Understanding what it's like to 'be a girl' in Myanmar

Kantar worked with SPRING Accelerator to uncover what it is like ‘being a girl’ in Myanmar, helping to transform lives of girls aged 10-19.

Challenge

Going through adolescence is a fundamentally formative experience for any girl regardless of culture or race. In Myanmar, this experience is little understood. This 2018 study designed to generate new insight to help businesses better understand girls and design better products, services and opportunities to bring about positive change in the lives of large numbers of adolescent girls.

Approach

Our Myanmar team conducted a ‘girl landscaping’ study, using a range of participatory approaches including drawing and overnight home-stays. These methods illuminated girls’ lives in context generating powerful insights into their earning, learning, saving and keeping safe. The team then led Human-Centered Design (HCD) testing of a set of business prototypes created by each girl-focused enterprise.

Insight

Through workshops with girls, parents, teachers, religious leaders, and local decision-makers, we helped SPRING to navigate competing priorities and motivations.
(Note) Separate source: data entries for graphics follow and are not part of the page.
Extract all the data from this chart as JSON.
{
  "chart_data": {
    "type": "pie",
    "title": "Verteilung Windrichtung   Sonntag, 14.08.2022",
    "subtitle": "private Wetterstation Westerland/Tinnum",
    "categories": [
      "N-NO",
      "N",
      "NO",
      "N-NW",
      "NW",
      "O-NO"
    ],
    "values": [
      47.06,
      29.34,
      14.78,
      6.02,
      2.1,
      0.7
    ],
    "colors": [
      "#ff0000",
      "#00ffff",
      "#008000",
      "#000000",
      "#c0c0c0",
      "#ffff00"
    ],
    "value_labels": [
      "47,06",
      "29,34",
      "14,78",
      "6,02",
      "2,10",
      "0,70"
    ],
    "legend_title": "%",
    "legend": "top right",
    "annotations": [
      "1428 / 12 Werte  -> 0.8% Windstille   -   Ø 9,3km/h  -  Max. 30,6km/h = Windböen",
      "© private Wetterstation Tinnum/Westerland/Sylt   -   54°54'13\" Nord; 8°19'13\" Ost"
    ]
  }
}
For example, girls’ desire for independence versus safety in public places; or parents’ and girls’ longing for education versus the need to earn, to care for relatives or to marry.

Impact

Subsequently, Kantar in Myanmar has set up training for teams from civil-society based organisations across Myanmar in these girl research techniques, thereby contributing to the sustainability of girl-focused business innovation and aligning with the Sustainable Development Goal of achieving gender equality and empowering all women and girls (SDG 5).